Your web application is likely rendering requests when the requesting client has already disconnected. Eric Wong helped us devise a patch for the Unicorn webserver that will test the client connection before calling the application, effectively dropping disconnected requests before wasting app server rendering time.
The Flash Sale
A common traffic pattern we see at Shopify is the flash sale, where a product will be discounted heavily or only available for a very short period of time. Our customer's flash sales can cause traffic spikes an order of magnitude above our typical traffic rate.
This blog post highlights one of the problems dealing with these traffic surges that we solved during our preparation for the holiday shopping season.
In a flash sale scenario, with our app servers under high load, response time grows. As our response time increases, customers attempting to buy items will hit refresh in frustration. This was causing a snowball effect that would contribute to reduced availability.
Connection Queues
Each of our application servers run Nginx in front of many Unicorn workers running our Rails application. When Nginx receives a request, it opens a queued connection on the shared socket that is used to communicate with Unicorn. The Unicorn workers work off requests in the order they're placed on the socket’s connection backlog.
The worker process looks something like:
The second step takes the bulk majority of time of processing a request. Under load, the queue of pending requests sitting on the UNIX socket from Nginx grows until it reaches maximum capacity (SOMAXCONN). When the queue reaches capacity, Nginx will immediately return a 502 to incoming requests as it has nowhere to queue the connection.
Pending Requests
While the app worker is busy rendering a request, the pending requests in the socket backlog represent users waiting for a result. If a users hits refresh, their browser closes the current connection and their new connection enters the end of the queue (or nginx returns a 502 if the queue is full). So what happens when the application server gets to the user's original request in the queue?
Nginx and HTTP 499
The HTTP 499 response code is not part of the HTTP standard. Nginx logs this response code when a user disconnects before the application returned a result. Check your logs - an abundance of 499s is a good indication that your application is too slow or over capacity, as people are disconnecting instead of waiting for a response. Your Nginx logs will always have some 499s due to clients disconnecting before even a quick request finishes.
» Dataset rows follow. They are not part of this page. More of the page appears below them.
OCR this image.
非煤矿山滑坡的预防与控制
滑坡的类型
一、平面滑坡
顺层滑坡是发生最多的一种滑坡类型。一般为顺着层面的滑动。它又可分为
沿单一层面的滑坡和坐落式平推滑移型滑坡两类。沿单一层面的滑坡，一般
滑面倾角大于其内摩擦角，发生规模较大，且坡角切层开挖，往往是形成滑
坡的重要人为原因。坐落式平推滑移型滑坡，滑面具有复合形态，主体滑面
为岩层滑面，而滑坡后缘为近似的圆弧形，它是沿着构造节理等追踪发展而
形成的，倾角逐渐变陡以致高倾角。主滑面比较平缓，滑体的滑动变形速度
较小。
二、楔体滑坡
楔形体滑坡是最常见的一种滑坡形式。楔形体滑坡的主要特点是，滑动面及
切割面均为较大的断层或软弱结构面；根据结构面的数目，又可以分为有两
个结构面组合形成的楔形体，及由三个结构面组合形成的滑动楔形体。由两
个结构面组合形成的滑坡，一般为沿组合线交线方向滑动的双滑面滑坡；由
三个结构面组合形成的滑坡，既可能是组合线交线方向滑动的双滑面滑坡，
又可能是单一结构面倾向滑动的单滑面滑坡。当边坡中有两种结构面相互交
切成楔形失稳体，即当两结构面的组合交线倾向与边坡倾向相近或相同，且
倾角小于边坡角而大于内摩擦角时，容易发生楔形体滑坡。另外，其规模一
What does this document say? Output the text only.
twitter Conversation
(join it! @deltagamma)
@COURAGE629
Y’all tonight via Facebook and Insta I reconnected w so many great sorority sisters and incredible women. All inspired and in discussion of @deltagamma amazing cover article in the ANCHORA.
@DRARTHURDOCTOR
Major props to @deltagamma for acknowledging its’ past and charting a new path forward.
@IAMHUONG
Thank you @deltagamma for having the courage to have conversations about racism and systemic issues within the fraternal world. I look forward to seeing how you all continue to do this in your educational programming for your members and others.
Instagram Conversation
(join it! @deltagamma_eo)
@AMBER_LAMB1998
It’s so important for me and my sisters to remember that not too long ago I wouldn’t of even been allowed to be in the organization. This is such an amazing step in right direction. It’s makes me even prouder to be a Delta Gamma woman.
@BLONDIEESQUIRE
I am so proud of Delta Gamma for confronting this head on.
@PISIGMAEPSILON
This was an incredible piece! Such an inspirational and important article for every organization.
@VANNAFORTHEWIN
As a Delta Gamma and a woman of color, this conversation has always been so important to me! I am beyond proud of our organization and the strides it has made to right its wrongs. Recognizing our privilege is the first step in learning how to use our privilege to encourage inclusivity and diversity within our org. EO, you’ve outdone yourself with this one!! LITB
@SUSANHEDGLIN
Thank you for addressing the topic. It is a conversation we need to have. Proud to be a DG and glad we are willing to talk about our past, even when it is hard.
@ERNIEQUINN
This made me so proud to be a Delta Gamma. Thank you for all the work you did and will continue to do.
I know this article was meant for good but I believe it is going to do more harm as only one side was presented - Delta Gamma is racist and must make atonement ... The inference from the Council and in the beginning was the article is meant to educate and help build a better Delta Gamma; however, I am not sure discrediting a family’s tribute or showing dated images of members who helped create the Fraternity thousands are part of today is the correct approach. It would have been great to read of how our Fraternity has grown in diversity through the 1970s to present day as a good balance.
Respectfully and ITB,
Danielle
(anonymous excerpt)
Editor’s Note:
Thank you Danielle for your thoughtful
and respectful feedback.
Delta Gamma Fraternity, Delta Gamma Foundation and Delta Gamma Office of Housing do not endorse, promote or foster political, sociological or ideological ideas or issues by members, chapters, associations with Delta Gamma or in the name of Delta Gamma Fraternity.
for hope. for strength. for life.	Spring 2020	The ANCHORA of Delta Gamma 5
HTTP 200 vs HTTP 499 Responses During a Flash Sale
When Nginx logs an HTTP 499 it also closes the downstream connection to the application, but it is up to the application to detect the closed connection before wasting time rendering a page for a client who already disconnected.
Detecting Closed Sockets
With the asynchronous nature of sockets, detecting a closed connection isn't straightforward. Your options are:
- Call select() on the socket. If a connection is closed, it will return as "data available" but a subsequent read() call will fail.
- Attempt to write to the socket.
Unfortunately it is typical for web applications to find out the client socket is closed only after spending the time and resources rendering the page, when it attempts to write the response. This is what our Rails application was doing. The net effect was that for every time a user pressed refresh, we would render that page, even if the user had already disconnected. This would cause a snowball effect until eventually our app workers were doing little but rendering pages and throwing them away and our service was effectively down.
What we wanted to do was test the connection before calling the application, so we could filter out closed sockets and avoid wasting time. The first detection option above is not great: select() requires a timeout, and generally select() with even the shortest timeout will take a fraction of a millisecond to complete. So we went with the second solution: Write something to the socket to test it, before calling the application. This is typically the best way to deal with resources anyways: just attempt to use them and there will be an error if there’s something in the way. Unicorn was already acting that way, just not until after wasting time rendering the page.
Just write an 'H'
Thankfully all HTTP responses start with "HTTP/1.1", so (rather cheekily) our patch to Unicorn writes this string to test the connection before calling the application. If writing to the socket fails, Unicorn moves on to process the next request and only a trivial amount of time is spent dealing with the closed connection.
Eric Wong merged this change into Unicorn master and soon after released Unicorn V4.5.0. To use this feature you must add 'check_client_connection true' to your Unicorn configuration.